I agree, she is terrified of you getting a better degree. And she's trying to distract you from your studies by winding you up.

you know you need to study hard and get your degree. So if at all possible, distance yourself from her geographically and emotionally so her goading doesn't get to you. Clearly it is starting to as you've posted on here.

You'll be glad when you've got your great qualification thru hard work, but you will be furious with yourself it you let her get to you.

Then you can tell her to eff off. Right now you don't need the hassle.

Good luck! star

pictish Mon 01-Feb-16 14:53:59

She is so scared you're going to get a 1st!

Seriously fuck her right off. Ignore her and carry right on doing what you're doing. She's pathetic and really not very nice. Don't let that become your problem. Silly bitch.

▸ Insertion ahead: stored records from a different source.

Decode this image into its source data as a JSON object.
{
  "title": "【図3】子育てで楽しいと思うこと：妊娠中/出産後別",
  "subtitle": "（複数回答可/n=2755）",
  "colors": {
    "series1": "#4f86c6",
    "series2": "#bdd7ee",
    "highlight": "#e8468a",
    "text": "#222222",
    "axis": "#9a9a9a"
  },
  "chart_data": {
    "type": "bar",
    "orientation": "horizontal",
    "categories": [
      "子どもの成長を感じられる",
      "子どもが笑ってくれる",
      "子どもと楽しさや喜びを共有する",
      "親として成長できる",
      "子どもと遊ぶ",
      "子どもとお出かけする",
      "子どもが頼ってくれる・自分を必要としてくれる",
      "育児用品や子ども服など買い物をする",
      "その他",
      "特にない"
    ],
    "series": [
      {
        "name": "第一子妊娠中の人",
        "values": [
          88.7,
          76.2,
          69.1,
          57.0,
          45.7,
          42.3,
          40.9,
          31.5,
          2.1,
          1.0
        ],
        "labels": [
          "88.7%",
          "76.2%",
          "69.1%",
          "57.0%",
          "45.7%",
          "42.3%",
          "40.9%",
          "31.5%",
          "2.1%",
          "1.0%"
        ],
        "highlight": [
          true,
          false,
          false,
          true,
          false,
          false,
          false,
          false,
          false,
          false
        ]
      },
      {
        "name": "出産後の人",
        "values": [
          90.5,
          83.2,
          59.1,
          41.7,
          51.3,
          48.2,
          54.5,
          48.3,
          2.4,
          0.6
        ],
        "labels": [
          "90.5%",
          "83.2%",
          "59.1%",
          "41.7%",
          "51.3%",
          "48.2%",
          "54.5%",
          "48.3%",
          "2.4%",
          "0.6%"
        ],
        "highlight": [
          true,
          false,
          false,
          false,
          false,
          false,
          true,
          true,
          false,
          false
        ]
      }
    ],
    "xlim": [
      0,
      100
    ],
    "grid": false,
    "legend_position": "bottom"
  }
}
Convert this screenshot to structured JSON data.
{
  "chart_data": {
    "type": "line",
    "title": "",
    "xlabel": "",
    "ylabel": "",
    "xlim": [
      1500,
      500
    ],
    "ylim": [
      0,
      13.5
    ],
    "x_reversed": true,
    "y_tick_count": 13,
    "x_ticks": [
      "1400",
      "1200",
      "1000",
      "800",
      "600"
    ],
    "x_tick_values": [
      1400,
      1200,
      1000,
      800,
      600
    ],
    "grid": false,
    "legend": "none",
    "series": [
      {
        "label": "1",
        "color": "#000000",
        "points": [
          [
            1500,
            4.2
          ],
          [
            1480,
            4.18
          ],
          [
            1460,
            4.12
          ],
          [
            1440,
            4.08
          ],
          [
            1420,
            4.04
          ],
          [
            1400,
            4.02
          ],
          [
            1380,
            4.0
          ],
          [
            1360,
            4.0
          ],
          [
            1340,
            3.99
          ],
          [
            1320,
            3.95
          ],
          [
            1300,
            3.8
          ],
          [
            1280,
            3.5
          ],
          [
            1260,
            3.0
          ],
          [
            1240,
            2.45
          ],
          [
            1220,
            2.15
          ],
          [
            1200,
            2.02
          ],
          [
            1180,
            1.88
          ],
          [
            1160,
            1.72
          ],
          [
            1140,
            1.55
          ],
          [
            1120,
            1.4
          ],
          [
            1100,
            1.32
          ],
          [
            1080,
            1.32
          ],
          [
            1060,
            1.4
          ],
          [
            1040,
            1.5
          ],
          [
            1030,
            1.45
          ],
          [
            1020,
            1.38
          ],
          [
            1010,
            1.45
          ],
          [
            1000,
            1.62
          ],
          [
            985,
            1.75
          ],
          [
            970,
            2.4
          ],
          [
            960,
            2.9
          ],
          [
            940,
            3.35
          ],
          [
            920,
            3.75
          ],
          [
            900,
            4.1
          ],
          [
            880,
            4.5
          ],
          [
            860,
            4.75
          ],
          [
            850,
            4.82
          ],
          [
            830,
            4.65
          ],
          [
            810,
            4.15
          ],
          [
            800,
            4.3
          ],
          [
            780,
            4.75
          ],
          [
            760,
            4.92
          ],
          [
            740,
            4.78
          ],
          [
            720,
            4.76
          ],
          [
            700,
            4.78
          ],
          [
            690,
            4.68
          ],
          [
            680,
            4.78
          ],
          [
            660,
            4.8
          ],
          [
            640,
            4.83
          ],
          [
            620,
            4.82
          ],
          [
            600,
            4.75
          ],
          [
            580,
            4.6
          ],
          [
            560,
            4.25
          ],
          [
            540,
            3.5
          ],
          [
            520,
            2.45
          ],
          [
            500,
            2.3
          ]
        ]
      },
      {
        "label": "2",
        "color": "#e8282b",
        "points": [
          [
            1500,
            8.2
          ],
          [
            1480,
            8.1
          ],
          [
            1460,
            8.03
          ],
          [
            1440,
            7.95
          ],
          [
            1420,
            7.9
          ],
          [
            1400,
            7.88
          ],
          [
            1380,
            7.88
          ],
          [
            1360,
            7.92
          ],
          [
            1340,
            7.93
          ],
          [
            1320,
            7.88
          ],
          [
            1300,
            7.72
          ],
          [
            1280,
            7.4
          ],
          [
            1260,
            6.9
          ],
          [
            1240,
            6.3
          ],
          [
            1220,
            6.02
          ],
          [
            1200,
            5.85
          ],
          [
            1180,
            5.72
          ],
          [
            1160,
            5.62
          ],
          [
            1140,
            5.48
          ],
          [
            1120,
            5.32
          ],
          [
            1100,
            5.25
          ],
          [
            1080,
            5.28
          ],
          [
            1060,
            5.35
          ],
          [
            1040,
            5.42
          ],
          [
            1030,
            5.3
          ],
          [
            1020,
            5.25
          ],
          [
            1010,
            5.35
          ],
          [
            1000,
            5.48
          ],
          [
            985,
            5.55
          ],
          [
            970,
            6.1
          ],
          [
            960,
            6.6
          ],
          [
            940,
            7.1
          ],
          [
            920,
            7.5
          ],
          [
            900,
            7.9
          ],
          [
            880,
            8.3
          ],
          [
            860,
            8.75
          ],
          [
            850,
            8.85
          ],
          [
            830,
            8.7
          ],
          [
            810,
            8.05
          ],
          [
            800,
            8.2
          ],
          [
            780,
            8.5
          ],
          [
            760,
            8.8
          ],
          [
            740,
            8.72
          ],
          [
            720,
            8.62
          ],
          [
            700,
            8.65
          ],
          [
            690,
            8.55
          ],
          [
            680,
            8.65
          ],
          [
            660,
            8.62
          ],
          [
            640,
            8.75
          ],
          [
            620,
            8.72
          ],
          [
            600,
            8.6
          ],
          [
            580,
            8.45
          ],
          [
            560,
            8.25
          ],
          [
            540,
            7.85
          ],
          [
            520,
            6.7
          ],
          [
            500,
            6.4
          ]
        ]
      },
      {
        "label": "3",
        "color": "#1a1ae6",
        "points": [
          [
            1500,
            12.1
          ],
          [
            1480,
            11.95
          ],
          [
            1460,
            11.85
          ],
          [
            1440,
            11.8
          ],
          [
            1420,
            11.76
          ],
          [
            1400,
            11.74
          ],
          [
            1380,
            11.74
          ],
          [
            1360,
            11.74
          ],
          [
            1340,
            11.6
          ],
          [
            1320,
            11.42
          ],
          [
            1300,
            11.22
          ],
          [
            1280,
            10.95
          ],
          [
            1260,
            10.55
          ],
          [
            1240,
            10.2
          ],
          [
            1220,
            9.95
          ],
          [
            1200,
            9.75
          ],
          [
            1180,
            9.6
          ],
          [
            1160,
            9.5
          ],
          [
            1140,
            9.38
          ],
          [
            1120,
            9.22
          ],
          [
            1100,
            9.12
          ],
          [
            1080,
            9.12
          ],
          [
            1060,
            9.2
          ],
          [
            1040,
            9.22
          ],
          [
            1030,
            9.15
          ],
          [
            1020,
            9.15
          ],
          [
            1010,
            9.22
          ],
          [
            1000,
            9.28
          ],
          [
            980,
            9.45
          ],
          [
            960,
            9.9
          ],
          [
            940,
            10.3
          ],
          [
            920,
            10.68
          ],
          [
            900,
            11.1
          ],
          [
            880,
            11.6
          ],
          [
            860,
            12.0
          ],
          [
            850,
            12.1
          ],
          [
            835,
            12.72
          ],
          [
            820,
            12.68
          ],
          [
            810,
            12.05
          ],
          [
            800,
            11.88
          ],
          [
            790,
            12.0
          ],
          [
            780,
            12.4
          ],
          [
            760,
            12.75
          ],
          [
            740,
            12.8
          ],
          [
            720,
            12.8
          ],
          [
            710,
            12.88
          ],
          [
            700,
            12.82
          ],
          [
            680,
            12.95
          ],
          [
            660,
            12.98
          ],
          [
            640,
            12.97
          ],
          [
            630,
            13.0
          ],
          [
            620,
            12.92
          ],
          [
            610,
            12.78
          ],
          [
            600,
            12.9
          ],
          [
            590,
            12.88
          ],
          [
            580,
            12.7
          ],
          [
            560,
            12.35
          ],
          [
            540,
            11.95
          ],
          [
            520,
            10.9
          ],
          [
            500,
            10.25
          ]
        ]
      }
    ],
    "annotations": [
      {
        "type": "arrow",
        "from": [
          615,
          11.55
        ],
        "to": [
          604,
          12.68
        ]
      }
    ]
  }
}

ricketytickety Mon 01-Feb-16 14:57:43

imperial has hit the nail on the head

LagunaBubbles Mon 01-Feb-16 14:57:57

Sister or not I wouldnt be keeping company thats so nasty.

ImperialBlether Mon 01-Feb-16 15:05:24

Trouble is, if you do get a first (and I really hope you do) she'll say she went to a 'better' university and her 2:1 means more than your First. She's not a nice person and you should avoid spending time with her. She also sounds very immature, as though she's still stuck in childhood battles.

MariposaVolando Mon 01-Feb-16 15:39:08

Thanks all - for various reasons, I'm not going to get a first unfortunately - would have to average 74% this year and that's definitely impossible for me.

But thanks for your support and the very kind messages smile

She is really projecting I think. Just now she has said to me, "at the moment I'm earning more money than you'll earn in your entire life" which is frankly bullshit as my starting salary is double what she's on now, and she knows this

She really seems to get off on (a) treating me like shit and (b) making me feel like shit. It's tiresome hmm

bumbleymummy Mon 01-Feb-16 15:42:51

She sounds horrible and very very jealous of you.